REVIEW: They Came Together
"They Came Together," a new satire starring Paul Rudd and Amy Poehler, is the last romantic comedy you'll ever need to see. A pastiche of every rom com cliché, it’s a movie about sex and the city. Or maybe about what women want. Or perhaps it’s about friends with benefits. Actually, it’s about love, actually. Imagine one part "Airplane" and one part of every Kate Hudson romance and you get the idea.
Heading up a who’s who of a comedy cast, Rudd and Poehler play Joel and Molly, an unlikely couple who fall in love at first sight. He’s an executive at a candy company, she runs an independent confectionary shop called the Upper Sweet Side.

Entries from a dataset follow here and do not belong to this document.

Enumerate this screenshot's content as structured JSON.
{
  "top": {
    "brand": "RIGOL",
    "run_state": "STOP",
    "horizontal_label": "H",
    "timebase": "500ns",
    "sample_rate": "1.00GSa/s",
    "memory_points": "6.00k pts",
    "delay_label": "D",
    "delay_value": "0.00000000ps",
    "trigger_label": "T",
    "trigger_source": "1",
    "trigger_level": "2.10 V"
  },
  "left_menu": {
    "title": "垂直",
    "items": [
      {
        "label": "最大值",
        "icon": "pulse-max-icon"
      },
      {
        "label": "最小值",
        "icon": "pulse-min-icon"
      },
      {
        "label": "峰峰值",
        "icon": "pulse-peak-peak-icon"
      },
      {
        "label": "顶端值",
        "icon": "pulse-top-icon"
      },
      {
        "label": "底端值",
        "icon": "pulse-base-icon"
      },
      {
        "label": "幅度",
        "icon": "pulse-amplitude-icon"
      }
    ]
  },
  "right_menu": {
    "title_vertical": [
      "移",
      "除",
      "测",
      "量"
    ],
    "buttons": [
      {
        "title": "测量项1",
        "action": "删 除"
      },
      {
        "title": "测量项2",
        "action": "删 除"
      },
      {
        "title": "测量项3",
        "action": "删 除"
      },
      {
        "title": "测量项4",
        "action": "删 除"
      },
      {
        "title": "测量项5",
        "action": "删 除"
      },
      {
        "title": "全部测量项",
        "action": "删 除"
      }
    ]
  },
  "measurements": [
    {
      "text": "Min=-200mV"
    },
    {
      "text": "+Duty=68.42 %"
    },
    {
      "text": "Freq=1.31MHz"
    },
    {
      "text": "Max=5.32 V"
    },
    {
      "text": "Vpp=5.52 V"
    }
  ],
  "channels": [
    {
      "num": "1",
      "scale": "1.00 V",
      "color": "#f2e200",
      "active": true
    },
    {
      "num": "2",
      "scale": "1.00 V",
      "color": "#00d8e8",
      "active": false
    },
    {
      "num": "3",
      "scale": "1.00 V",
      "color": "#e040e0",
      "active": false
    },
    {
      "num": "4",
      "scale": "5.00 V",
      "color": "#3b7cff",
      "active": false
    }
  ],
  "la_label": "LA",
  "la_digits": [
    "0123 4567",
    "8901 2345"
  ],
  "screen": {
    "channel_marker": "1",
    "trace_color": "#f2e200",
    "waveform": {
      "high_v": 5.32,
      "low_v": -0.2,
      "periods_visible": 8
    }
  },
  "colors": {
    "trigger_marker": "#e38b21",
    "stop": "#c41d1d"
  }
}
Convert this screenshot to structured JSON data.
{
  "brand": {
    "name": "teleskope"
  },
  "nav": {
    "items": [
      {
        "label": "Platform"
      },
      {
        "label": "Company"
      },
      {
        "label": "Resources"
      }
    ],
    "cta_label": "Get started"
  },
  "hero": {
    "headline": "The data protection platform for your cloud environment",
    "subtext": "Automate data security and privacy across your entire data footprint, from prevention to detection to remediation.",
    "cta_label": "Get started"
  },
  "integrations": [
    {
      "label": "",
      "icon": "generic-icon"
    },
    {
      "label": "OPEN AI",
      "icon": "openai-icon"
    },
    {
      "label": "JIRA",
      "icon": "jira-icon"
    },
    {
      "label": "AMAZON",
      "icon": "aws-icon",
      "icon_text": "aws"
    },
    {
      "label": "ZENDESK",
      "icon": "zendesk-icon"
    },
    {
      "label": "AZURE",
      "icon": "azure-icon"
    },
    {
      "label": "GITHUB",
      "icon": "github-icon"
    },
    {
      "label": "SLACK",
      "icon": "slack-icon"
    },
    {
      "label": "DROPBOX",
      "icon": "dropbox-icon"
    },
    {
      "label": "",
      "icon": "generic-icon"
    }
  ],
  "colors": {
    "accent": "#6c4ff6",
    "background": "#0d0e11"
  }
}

His company is trying to drive her store out of business so they can control NYC’s candy lucrative market, but despite their differences they find some common ground. "You like fiction books, too? No way!"
They also do all the things that people in rom coms do, but with a twist. In the standard “What am I going to wear montage” Molly ends up trying on a dozen outfits before deciding on a suit of armor. Joel sprints to declare his love for Molly only to wind up in a sword fight with her jealous ex-husband (an unexpected, but hilarious Michael Shannon). Meeting her parents takes a turn when they are revealed to be white supremacists there’s even the mandatory Thanksgiving-Christmas-New Year's montage. The only thing missing is Julia Roberts’s trademark guffaw.
Bookending the whole thing is a dinner conversation where Joel and Molly describe how they met to friends Karen (Ellie Kemper) and Kyle (Bill Hader).
Poking fun at romantic comedies is easy but for the most part “They Came Together” does it well. It hits a bull’s eye time after time with the tropes plucked from rom coms but presented with a spin. For instance, Joel plays basketball with his pals, each of whom gives him romantic advice, but none have names, they are simply introduced by the rom com trope they represent.
When “They Came Together” riffs on the absurdities of the genre it works, but too often it winks at the camera and becomes a little too self aware. With their looks and chemistry, Rudd and Poehler are rom com ready, but occasionally their eagerness to sell the joke gets in the way of letting the laughs and the parody happen naturally.
Ultimately, for all its insight and style—pitch perfect rom com soft lighting and pop soundtrack—“They Came Together” is stretched a little thin at feature length. As a skit or a short film it might have been a cutting parody of an over-worked genre. At eighty-three minutes it is harder to love.